CUDA Version Conflict

MILo requires:

  • CUDA 11.8 (its CUDA extensions fail to compile with 12.x)
  • GCC <= 11 (CUDA 11.8 does not support GCC 12+)
  • PyTorch 2.3.1 with cu118

Our main container runs CUDA 12.8 + GCC 14 + Python 3.12. These are fundamentally incompatible. Conda environments were attempted but the CUDA toolkit version is a system-level constraint, not a Python-level one.

Sidecar Container Solution

Built docker/Dockerfile.milo on nvidia/cuda:11.8.0-devel-ubuntu22.04 with:

  • Python 3.10 (Ubuntu 22.04 default)
  • PyTorch 2.3.1 + cu118
  • All 4 MILo rasterizer variants compiled from source
  • nvdiffrast, simple-knn, fused-ssim
  • tetra-triangulation (Delaunay, CGAL + pybind11)

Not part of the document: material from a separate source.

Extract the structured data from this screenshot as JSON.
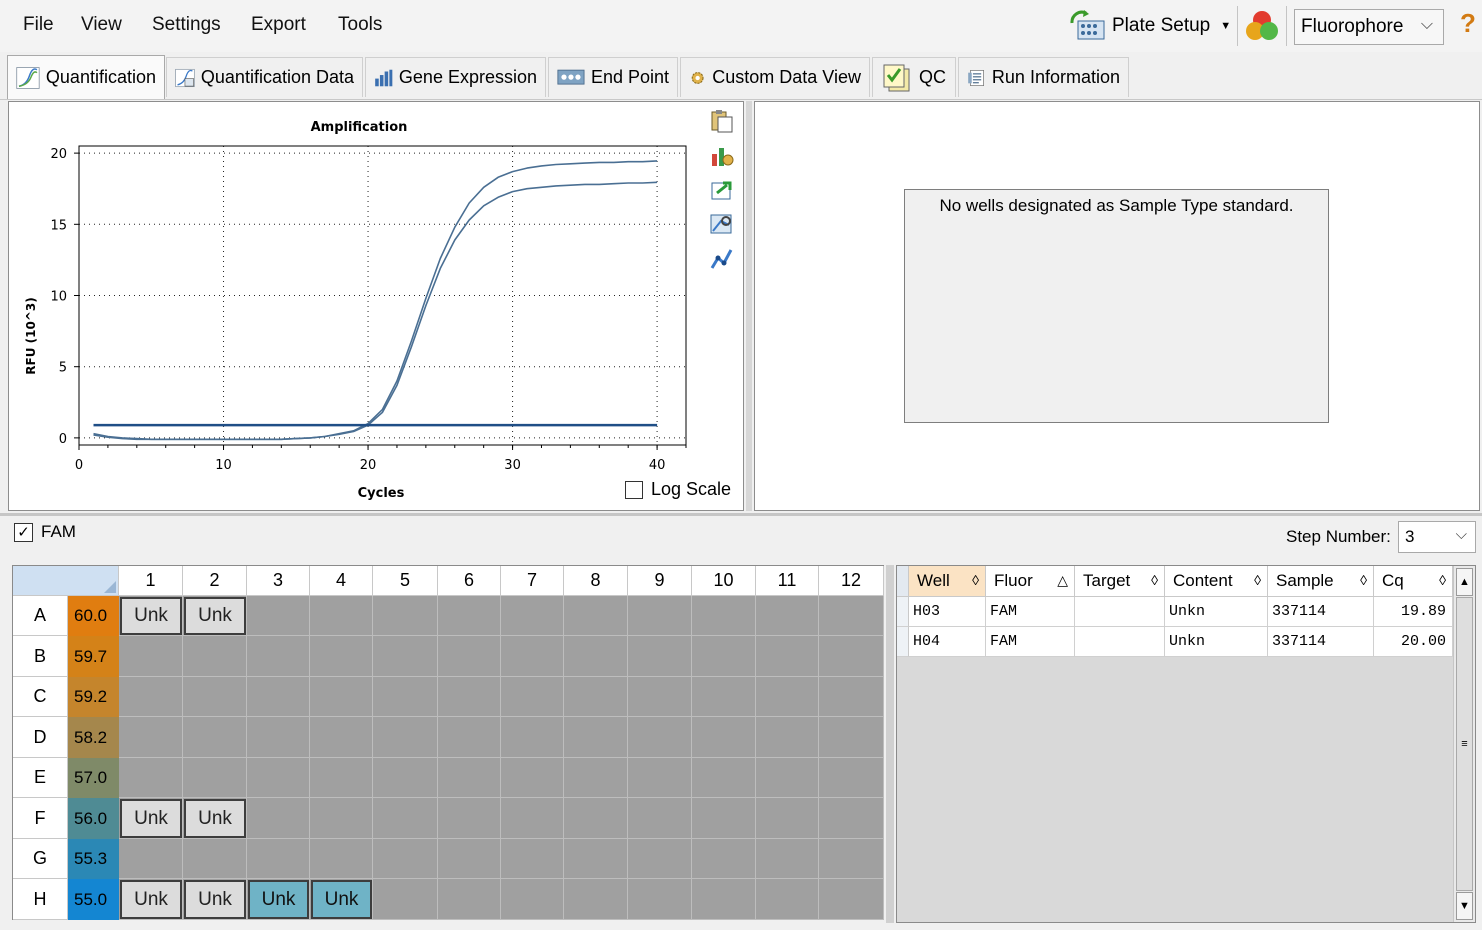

The sidecar runs on GPU 1, sleeps until called. The main container invokes it via:

docker exec milo python3 train.py --source_path /data/output/JOB/colmap ...

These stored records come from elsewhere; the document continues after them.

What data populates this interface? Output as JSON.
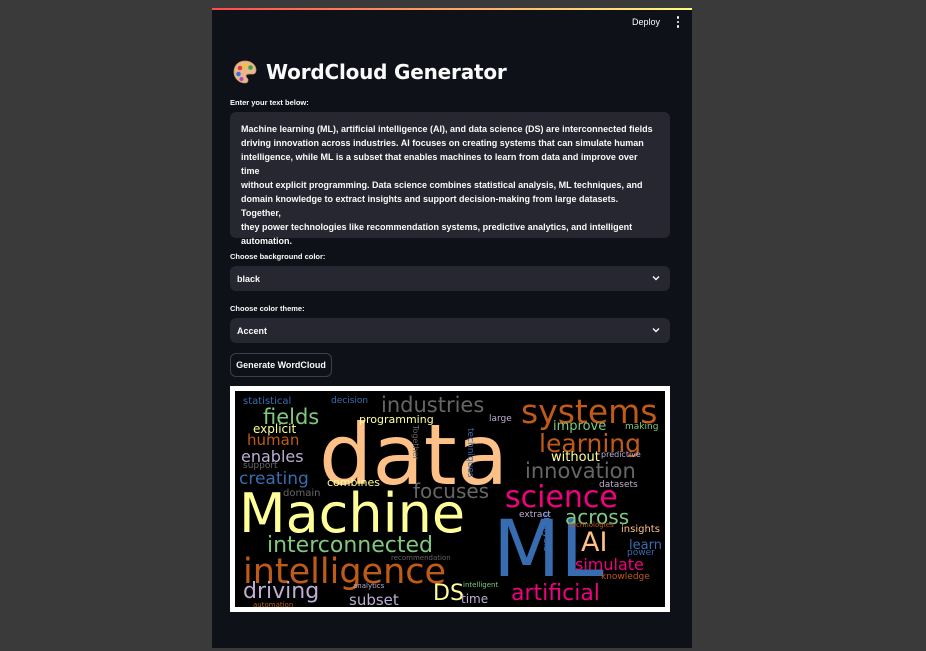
{
  "header": {
    "deploy_label": "Deploy",
    "menu_icon": "more-vertical-icon"
  },
  "page": {
    "title": "WordCloud Generator",
    "title_icon": "palette-icon"
  },
  "text_input": {
    "label": "Enter your text below:",
    "lines": [
      "Machine learning (ML), artificial intelligence (AI), and data science (DS) are interconnected fields",
      "driving innovation across industries. AI focuses on creating systems that can simulate human",
      "intelligence, while ML is a subset that enables machines to learn from data and improve over time",
      "without explicit programming. Data science combines statistical analysis, ML techniques, and",
      "domain knowledge to extract insights and support decision-making from large datasets. Together,",
      "they power technologies like recommendation systems, predictive analytics, and intelligent",
      "automation."
    ]
  },
  "background_select": {
    "label": "Choose background color:",
    "value": "black"
  },
  "theme_select": {
    "label": "Choose color theme:",
    "value": "Accent"
  },
  "generate_button": {
    "label": "Generate WordCloud"
  },
  "wordcloud": {
    "background": "#000000",
    "words": [
      {
        "id": "data",
        "text": "data",
        "color": "#fdc086"
      },
      {
        "id": "machine",
        "text": "Machine",
        "color": "#ffff99"
      },
      {
        "id": "ml",
        "text": "ML",
        "color": "#386cb0"
      },
      {
        "id": "intelligence",
        "text": "intelligence",
        "color": "#bf5b17"
      },
      {
        "id": "systems",
        "text": "systems",
        "color": "#bf5b17"
      },
      {
        "id": "science",
        "text": "science",
        "color": "#f0027f"
      },
      {
        "id": "learning",
        "text": "learning",
        "color": "#bf5b17"
      },
      {
        "id": "interconnected",
        "text": "interconnected",
        "color": "#7fc97f"
      },
      {
        "id": "artificial",
        "text": "artificial",
        "color": "#f0027f"
      },
      {
        "id": "industries",
        "text": "industries",
        "color": "#666666"
      },
      {
        "id": "fields",
        "text": "fields",
        "color": "#7fc97f"
      },
      {
        "id": "innovation",
        "text": "innovation",
        "color": "#666666"
      },
      {
        "id": "driving",
        "text": "driving",
        "color": "#beaed4"
      },
      {
        "id": "focuses",
        "text": "focuses",
        "color": "#666666"
      },
      {
        "id": "across",
        "text": "across",
        "color": "#7fc97f"
      },
      {
        "id": "ai",
        "text": "AI",
        "color": "#fdc086"
      },
      {
        "id": "ds",
        "text": "DS",
        "color": "#ffff99"
      },
      {
        "id": "creating",
        "text": "creating",
        "color": "#386cb0"
      },
      {
        "id": "simulate",
        "text": "simulate",
        "color": "#f0027f"
      },
      {
        "id": "enables",
        "text": "enables",
        "color": "#beaed4"
      },
      {
        "id": "human",
        "text": "human",
        "color": "#bf5b17"
      },
      {
        "id": "subset",
        "text": "subset",
        "color": "#beaed4"
      },
      {
        "id": "learn",
        "text": "learn",
        "color": "#386cb0"
      },
      {
        "id": "improve",
        "text": "improve",
        "color": "#7fc97f"
      },
      {
        "id": "without",
        "text": "without",
        "color": "#ffff99"
      },
      {
        "id": "explicit",
        "text": "explicit",
        "color": "#ffff99"
      },
      {
        "id": "time",
        "text": "time",
        "color": "#beaed4"
      },
      {
        "id": "programming",
        "text": "programming",
        "color": "#ffff99"
      },
      {
        "id": "statistical",
        "text": "statistical",
        "color": "#386cb0"
      },
      {
        "id": "decision",
        "text": "decision",
        "color": "#386cb0"
      },
      {
        "id": "combines",
        "text": "combines",
        "color": "#ffff99"
      },
      {
        "id": "domain",
        "text": "domain",
        "color": "#666666"
      },
      {
        "id": "support",
        "text": "support",
        "color": "#666666"
      },
      {
        "id": "analysis",
        "text": "analysis",
        "color": "#386cb0"
      },
      {
        "id": "together",
        "text": "Together",
        "color": "#666666"
      },
      {
        "id": "techniques",
        "text": "techniques",
        "color": "#386cb0"
      },
      {
        "id": "large",
        "text": "large",
        "color": "#beaed4"
      },
      {
        "id": "making",
        "text": "making",
        "color": "#7fc97f"
      },
      {
        "id": "predictive",
        "text": "predictive",
        "color": "#beaed4"
      },
      {
        "id": "datasets",
        "text": "datasets",
        "color": "#beaed4"
      },
      {
        "id": "extract",
        "text": "extract",
        "color": "#beaed4"
      },
      {
        "id": "insights",
        "text": "insights",
        "color": "#fdc086"
      },
      {
        "id": "technologies",
        "text": "technologies",
        "color": "#bf5b17"
      },
      {
        "id": "power",
        "text": "power",
        "color": "#386cb0"
      },
      {
        "id": "knowledge",
        "text": "knowledge",
        "color": "#bf5b17"
      },
      {
        "id": "recommendation",
        "text": "recommendation",
        "color": "#666666"
      },
      {
        "id": "analytics",
        "text": "analytics",
        "color": "#beaed4"
      },
      {
        "id": "intelligent",
        "text": "intelligent",
        "color": "#7fc97f"
      },
      {
        "id": "automation",
        "text": "automation",
        "color": "#bf5b17"
      }
    ]
  }
}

Shared /data/output volume allows both containers to read COLMAP data and write mesh results without network transfer.

MILo Extractor Module

Built src/pipeline/milo_extractor.py to:

  1. Check if the milo container is running
  2. Convert pipeline paths to container-relative paths
  3. Call MILo training via docker exec with appropriate arguments
  4. Monitor progress via log file polling
  5. Convert MILo's PLY output to GLB for the web viewer
  6. Fall back to TSDF if the sidecar is unavailable

Phase 5: Blender Scene Assembly

Motivation

The pipeline needs a final assembly step that:

  • Imports TSDF or MILo meshes
  • Cleans debris (small disconnected components)
  • Creates proper materials from vertex colours
  • Sets up lighting
  • Renders preview images
  • Exports a USD scene with proper hierarchy

Implementation

Built src/pipeline/blender_assembler.py to run headless:

blender --background --python blender_assembler.py -- --input mesh.glb --output-usd scene.usda

Uses Blender's Cycles renderer with GPU compute for texture baking. Creates a 3-point lighting setup, imports COLMAP camera poses for aligned preview renders.


Phase 6: Web Interface

Flask App

Built src/web/ with:

  • Video upload (drag-and-drop, file size validation)
  • Job management (create, track, cancel, delete)
  • SSE log streaming for real-time pipeline progress
  • 3D model preview via Google's <model-viewer> web component
  • Preview image carousel from Blender renders
  • ZIP download of all job outputs
  • Anthropic API key management (stored on persistent volume, not in container image)

SAM3 Object Segmentation

SAM3 (Segment Anything Model 3) provides concept-based segmentation with 4M concepts using text + visual prompts. Requires HF_TOKEN environment variable for model downloads from HuggingFace. Falls back to SAM2 grid-point prompts if SAM3 is unavailable.


Current State

The end-to-end pipeline works: video upload through web UI, frame extraction, COLMAP SfM, 3DGS training via LichtFeld MCP, object segmentation, TSDF or MILo mesh extraction, Blender assembly, USD export, and web preview/download.

Primary quality limiter remains the input video. High-quality results require:

  • 4K or higher resolution source video
  • Slow, deliberate camera motion with overlap
  • Multiple passes from different heights/angles
  • Avoiding reflective and transparent surfaces
  • Good, even lighting

The mesh extraction backend (TSDF vs MILo) matters less than the quality of the trained gaussians, which in turn depends almost entirely on the quality of the input video and COLMAP reconstruction.